1 Reported in 271 N.W. 102. After a directed verdict in favor of defendant, plaintiffs moved for a new trial and come here upon appeal from the order denying that motion.
The defendant fraternal organization owns and operates a three-story building in Minneapolis. A hall on the third floor is often rented for public meetings. The Art Cast Aluminum Ware Corporation, through its agent, occasionally rented the hall for an afternoon to display its products to the public. Leasing of the hall also included the use of tables and chairs. January 6, 1935, Merz, the agent of the aluminum company, had rented the hall for a public exhibition of his company's product, and the hall was well filled. To accommodate the audience, chairs had been set up by agents of the aluminum company. Plaintiff, a woman of 52, weighing 190 pounds, arrived at the meeting, sought and found a chair, and seated herself. The chair collapsed beneath her, and she fell to the floor, sustaining injuries for which she now seeks damages. Her husband sued for loss of services, and the actions were consolidated for trial.
Appellants' various assignments of error may be divided into three major contentions: (1) That the doctrine of res ipsaloquitur *Page 101 was applicable; (2) that there was sufficient evidence of defendant's negligence to justify submitting the case to a jury; and (3) that the court improperly sustained objections to plaintiffs' questions designed to bring out the general condition of the chairs leased by defendant.
Carl Langagar was the caretaker and rental agent of defendant's building, and it was he who rented the hall to Merz. Merz was told that he could use the chairs to accommodate his audience. The chairs were kept piled in a rest room adjacent to the hall and were pointed out to Merz by Langagar. It was agreed that Langagar would replace the chairs in the rest room after the meeting, but Merz's assistants set them upon the floor of the hall.
1. With plaintiffs' contention that the doctrine of res ipsaloquitur is applicable to the facts here under consideration we cannot agree. In order to invoke that doctrine the plaintiff must show that the instrumentality causing the accident was wholly within and under the control of the defendant. Sullivan v. Minneapolis St. Ry. Co. 161 Minn. 45, 200 N.W. 922; McGillivray v. G. N. Ry. Co. 138 Minn. 278, 164 N.W. 922; Fewings v. Mendenhall, 83 Minn. 237, 86 N.W. 96,55 L.R.A. 713. During the rental period the aluminum company had control of the chairs to use for its purposes as it saw fit. That fact is undisputed. Under the circumstances we think the doctrine not here applicable.

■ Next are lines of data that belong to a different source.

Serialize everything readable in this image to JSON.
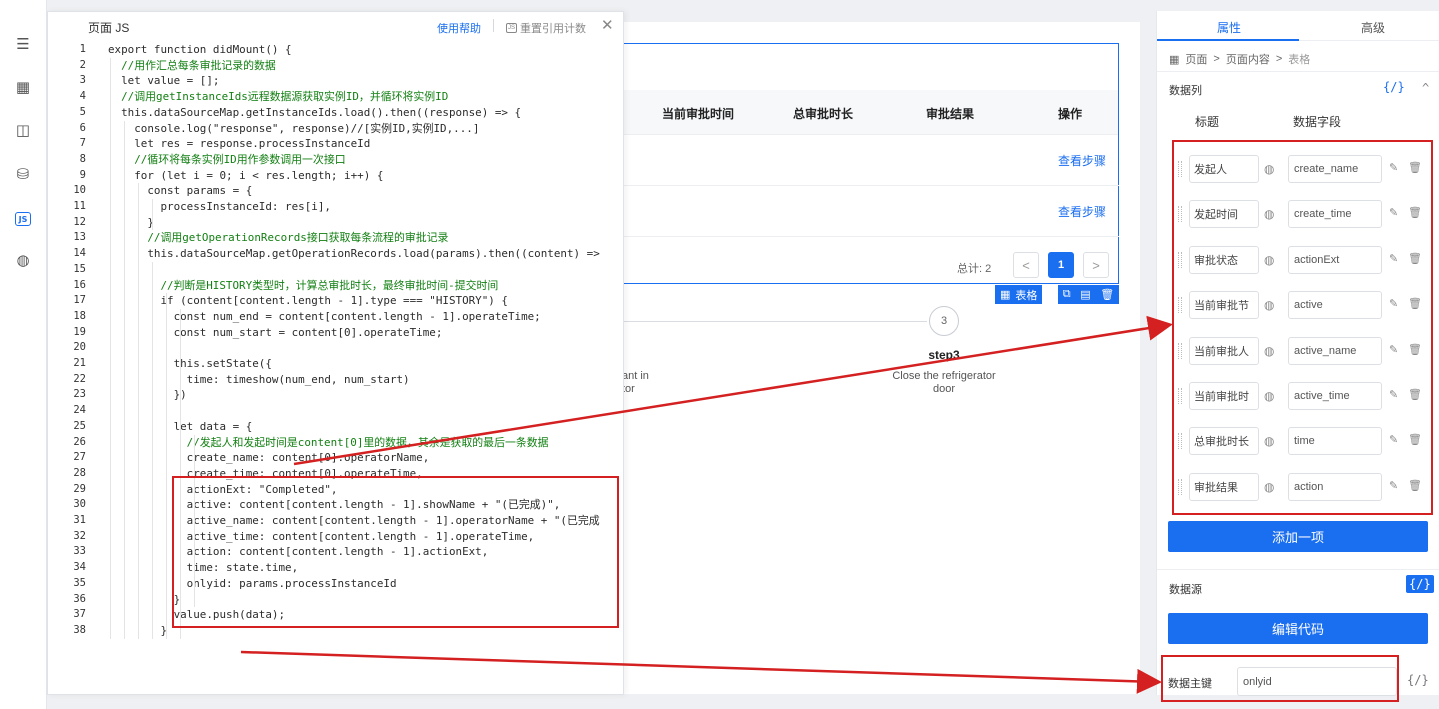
{
  "rail": {
    "icons": [
      "menu-icon",
      "grid-icon",
      "layout-icon",
      "database-icon",
      "js-icon",
      "globe-icon"
    ],
    "js_label": "JS"
  },
  "code_panel": {
    "title": "页面 JS",
    "help": "使用帮助",
    "reset": "重置引用计数",
    "close": "✕",
    "lines": [
      {
        "n": "1",
        "t": "export function didMount() {",
        "c": false
      },
      {
        "n": "2",
        "t": "  //用作汇总每条审批记录的数据",
        "c": true
      },
      {
        "n": "3",
        "t": "  let value = [];",
        "c": false
      },
      {
        "n": "4",
        "t": "  //调用getInstanceIds远程数据源获取实例ID，并循环将实例ID",
        "c": true
      },
      {
        "n": "5",
        "t": "  this.dataSourceMap.getInstanceIds.load().then((response) => {",
        "c": false
      },
      {
        "n": "6",
        "t": "    console.log(\"response\", response)//[实例ID,实例ID,...]",
        "c": false
      },
      {
        "n": "7",
        "t": "    let res = response.processInstanceId",
        "c": false
      },
      {
        "n": "8",
        "t": "    //循环将每条实例ID用作参数调用一次接口",
        "c": true
      },
      {
        "n": "9",
        "t": "    for (let i = 0; i < res.length; i++) {",
        "c": false
      },
      {
        "n": "10",
        "t": "      const params = {",
        "c": false
      },
      {
        "n": "11",
        "t": "        processInstanceId: res[i],",
        "c": false
      },
      {
        "n": "12",
        "t": "      }",
        "c": false
      },
      {
        "n": "13",
        "t": "      //调用getOperationRecords接口获取每条流程的审批记录",
        "c": true
      },
      {
        "n": "14",
        "t": "      this.dataSourceMap.getOperationRecords.load(params).then((content) =>",
        "c": false
      },
      {
        "n": "15",
        "t": "",
        "c": false
      },
      {
        "n": "16",
        "t": "        //判断是HISTORY类型时，计算总审批时长，最终审批时间-提交时间",
        "c": true
      },
      {
        "n": "17",
        "t": "        if (content[content.length - 1].type === \"HISTORY\") {",
        "c": false
      },
      {
        "n": "18",
        "t": "          const num_end = content[content.length - 1].operateTime;",
        "c": false
      },
      {
        "n": "19",
        "t": "          const num_start = content[0].operateTime;",
        "c": false
      },
      {
        "n": "20",
        "t": "",
        "c": false
      },
      {
        "n": "21",
        "t": "          this.setState({",
        "c": false
      },
      {
        "n": "22",
        "t": "            time: timeshow(num_end, num_start)",
        "c": false
      },
      {
        "n": "23",
        "t": "          })",
        "c": false
      },
      {
        "n": "24",
        "t": "",
        "c": false
      },
      {
        "n": "25",
        "t": "          let data = {",
        "c": false
      },
      {
        "n": "26",
        "t": "            //发起人和发起时间是content[0]里的数据，其余是获取的最后一条数据",
        "c": true
      },
      {
        "n": "27",
        "t": "            create_name: content[0].operatorName,",
        "c": false
      },
      {
        "n": "28",
        "t": "            create_time: content[0].operateTime,",
        "c": false
      },
      {
        "n": "29",
        "t": "            actionExt: \"Completed\",",
        "c": false
      },
      {
        "n": "30",
        "t": "            active: content[content.length - 1].showName + \"(已完成)\",",
        "c": false
      },
      {
        "n": "31",
        "t": "            active_name: content[content.length - 1].operatorName + \"(已完成",
        "c": false
      },
      {
        "n": "32",
        "t": "            active_time: content[content.length - 1].operateTime,",
        "c": false
      },
      {
        "n": "33",
        "t": "            action: content[content.length - 1].actionExt,",
        "c": false
      },
      {
        "n": "34",
        "t": "            time: state.time,",
        "c": false
      },
      {
        "n": "35",
        "t": "            onlyid: params.processInstanceId",
        "c": false
      },
      {
        "n": "36",
        "t": "          }",
        "c": false
      },
      {
        "n": "37",
        "t": "          value.push(data);",
        "c": false
      },
      {
        "n": "38",
        "t": "        }",
        "c": false
      }
    ]
  },
  "canvas": {
    "headers": [
      "当前审批时间",
      "总审批时长",
      "审批结果",
      "操作"
    ],
    "row_links": [
      "查看步骤",
      "查看步骤"
    ],
    "pager_total": "总计: 2",
    "pager_prev": "<",
    "pager_page": "1",
    "pager_next": ">",
    "table_tag": "表格",
    "step_num": "3",
    "step_title": "step3",
    "step_desc": "Close the refrigerator door",
    "step_frag": "ant in\ntor"
  },
  "right_panel": {
    "tab_props": "属性",
    "tab_adv": "高级",
    "crumbs": [
      "页面",
      "页面内容",
      "表格"
    ],
    "crumb_sep": ">",
    "section_cols": "数据列",
    "code_icon": "{/}",
    "collapse": "^",
    "col_title": "标题",
    "col_field": "数据字段",
    "fields": [
      {
        "title": "发起人",
        "field": "create_name"
      },
      {
        "title": "发起时间",
        "field": "create_time"
      },
      {
        "title": "审批状态",
        "field": "actionExt"
      },
      {
        "title": "当前审批节",
        "field": "active"
      },
      {
        "title": "当前审批人",
        "field": "active_name"
      },
      {
        "title": "当前审批时",
        "field": "active_time"
      },
      {
        "title": "总审批时长",
        "field": "time"
      },
      {
        "title": "审批结果",
        "field": "action"
      }
    ],
    "add_btn": "添加一项",
    "section_ds": "数据源",
    "edit_btn": "编辑代码",
    "pk_label": "数据主键",
    "pk_value": "onlyid"
  },
  "colors": {
    "accent": "#1a6ef0",
    "annotation": "#d42020"
  }
}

2. No Minnesota case has been called to our attention in which this court has laid down the rule governing the duty to the public of a lessor of property leased for public purposes. But if, as plaintiffs assert, defendant owed to the plaintiffs ordinary care to see that the chairs were reasonably safe for the use for which they were intended, they have failed to show any neglect of such a duty. It appears from uncontradicted testimony that Langagar had previously carefully inspected all the chairs for defects. No proof that the chair that collapsed was defective appears. It was of the folding or collapsible variety. It might conceivably be that it had not been firmly placed or had not been properly set up by the agents of the aluminum company. Whatever the duty of the defendant, obviously it would not be liable for an accident resulting from such *Page 102 a cause. On the record, as a matter of law, no negligence appears.
3. We have carefully examined the questions to which defendant's objections were sustained by which the general state of repair of the chairs was sought to be shown. The objections were all properly sustained.
Affirmed.
MR. JUSTICE PETERSON, not having been a member of the court when this case was argued and submitted, took no part in its consideration or decision.